On this date in 1894, Aldous Huxley, grandson of Thomas Henry Huxley and brother of Julian Huxley, was born in Surrey. An eye disease blinded Aldous at age 16 for about a year and a half. He regained enough vision to study, read and become a successful novelist. Two volumes of his poetry were published while he was still a student at Oxford. He launched a successful career as a satiric writer of novels, which included: Crome Yellow (1921), Antic Hay (1923), Those Barren Leaves (1925), Point Counter Point (1928), Brief Candles (1930), Brave New World (1932) and Eyeless in Gaza (1936). His screenplays included "Pride and Prejudice" (MGM's version of the Austen book), "Madame Curie" (1938), and "Jane Eyre" (1944). Huxley observed toward the end of his life: "It is a bit embarrassing to have been concerned with the human problem all one's life and find at the end that one has no more to offer by way of advice than 'Try to be a little kinder.' " D. 1963.

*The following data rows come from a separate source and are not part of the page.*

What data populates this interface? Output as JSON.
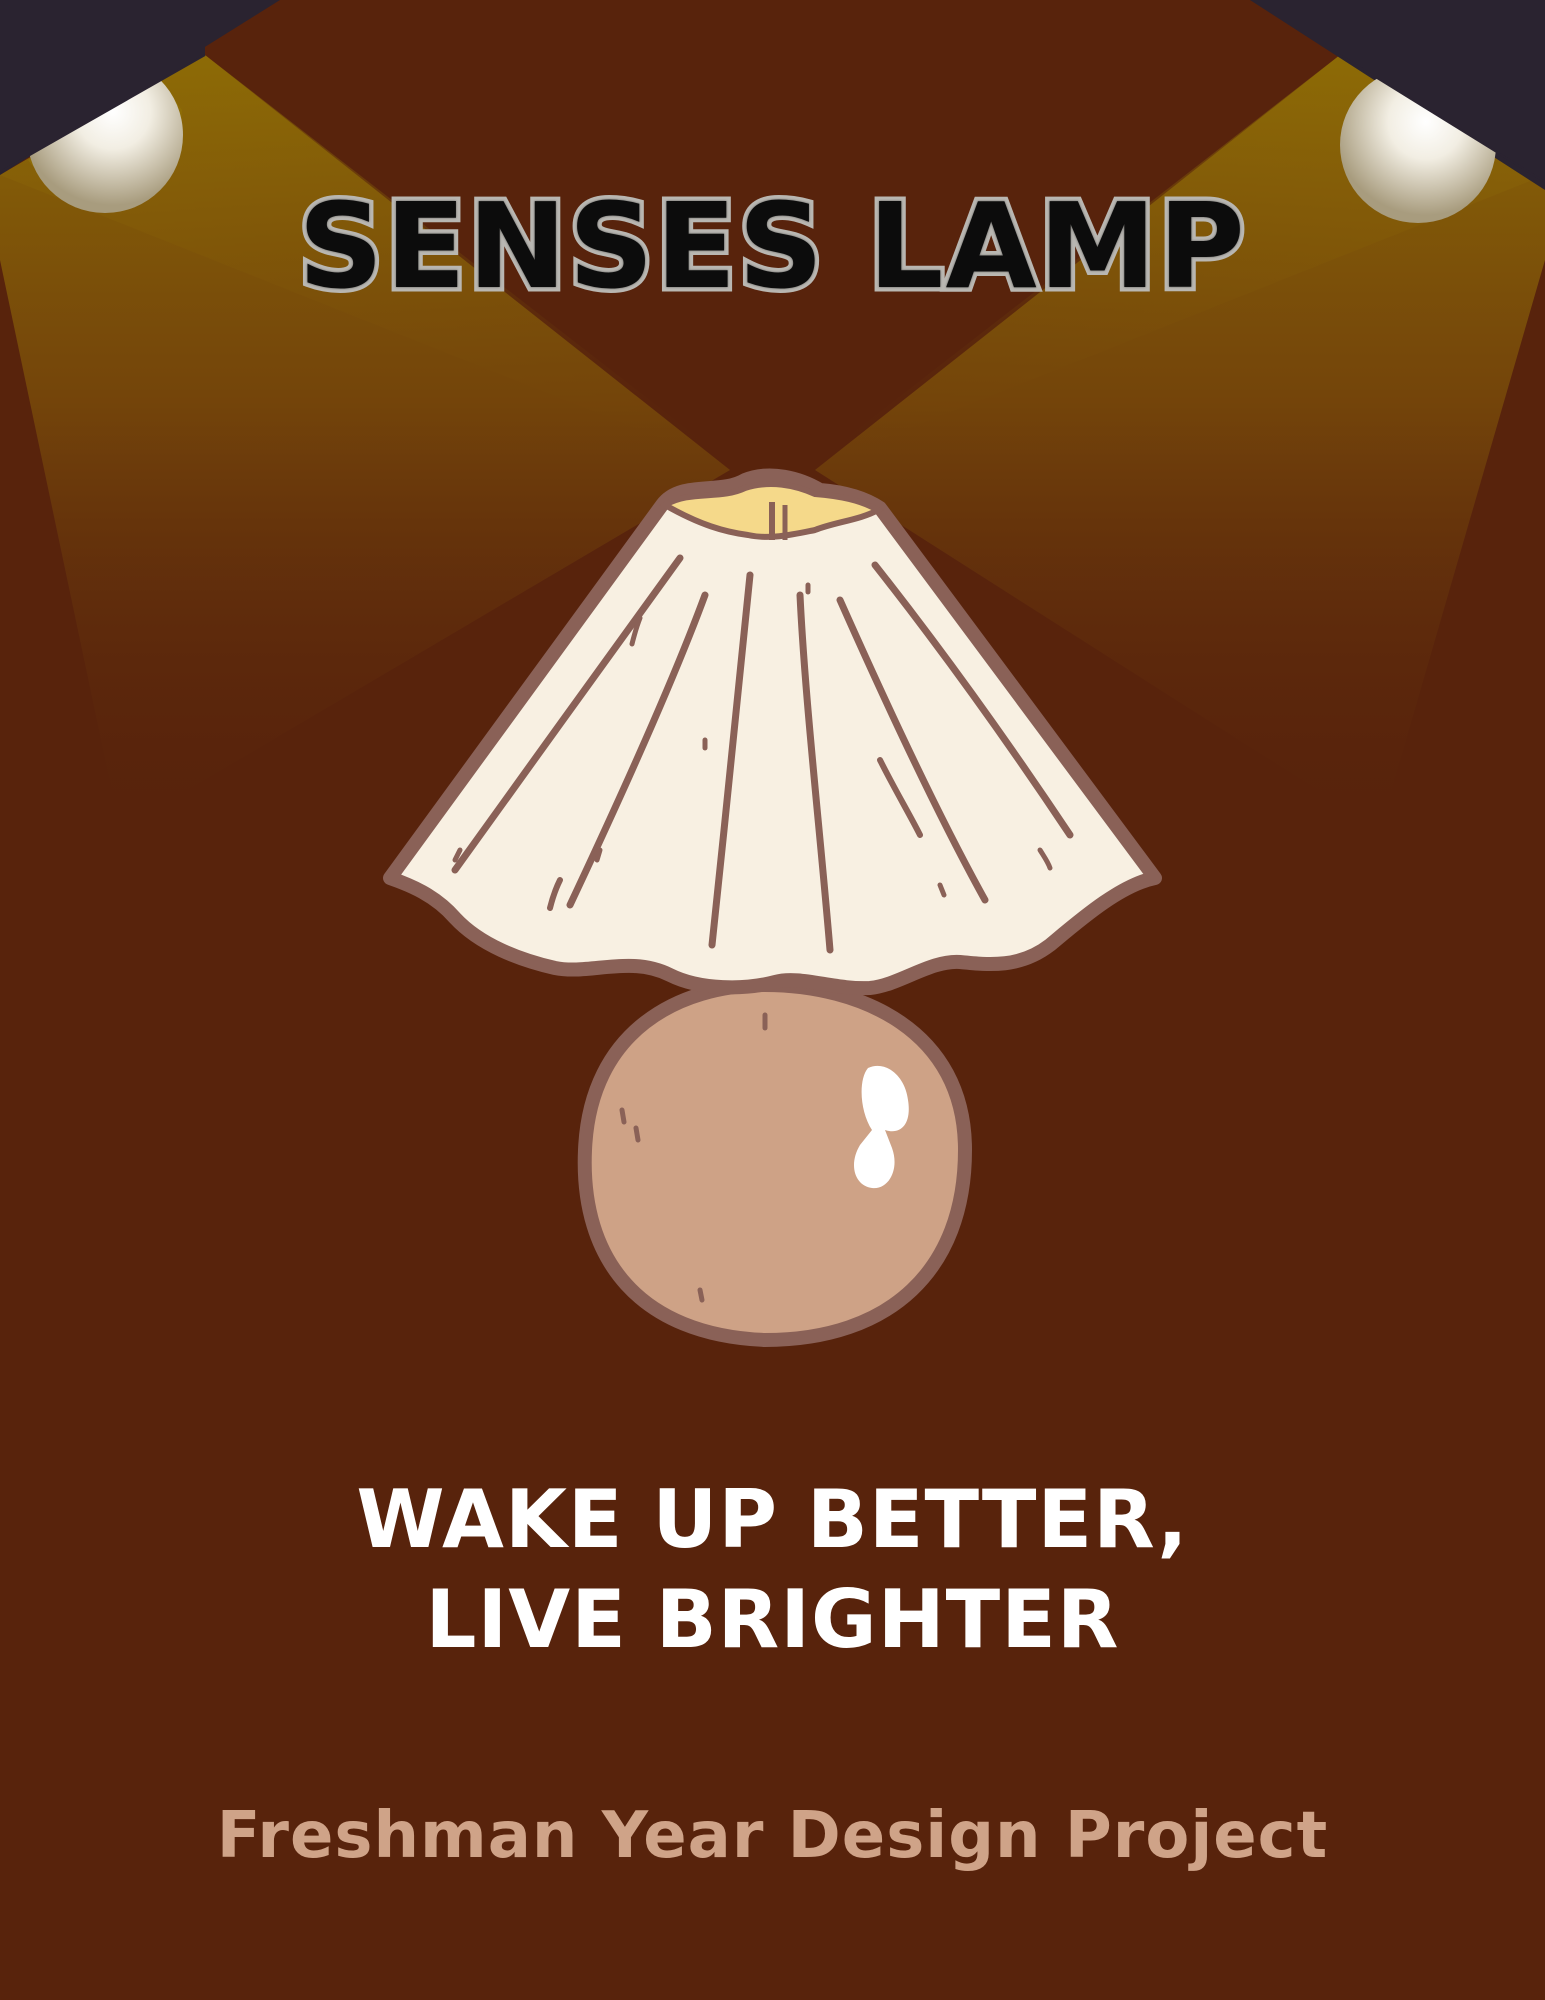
{
  "poster": {
    "title": "SENSES LAMP",
    "tagline": {
      "line1": "WAKE UP BETTER,",
      "line2": "LIVE BRIGHTER"
    },
    "credit": "Freshman Year Design Project"
  },
  "colors": {
    "background": "#58230c",
    "corner_dark": "#2a2330",
    "spotlight_beam": "#8e6c06",
    "title_fill": "#0c0c0c",
    "title_outline": "#b9b7b2",
    "tagline": "#ffffff",
    "credit": "#cfa388",
    "lampshade": "#f8f0e2",
    "lamp_base": "#cea286",
    "lamp_outline": "#8a6157"
  },
  "icons": [
    "spotlight-left-icon",
    "spotlight-right-icon",
    "lamp-illustration"
  ]
}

“If we must play the theological game, let us never forget that it is a game. Religion, it seems to me, can survive only as a consciously accepted system of make-believe . . .
You never see animals going through the absurd and often horrible fooleries of magic and religion . . . Asses do not bray a liturgy to cloudless skies. Nor do cats attempt, by abstinence from cat's meat, to wheedle the feline spirits into benevolence. Only man behaves with such gratuitous folly. It is the price he has to pay for being intelligent but not, as yet, quite intelligent enough.”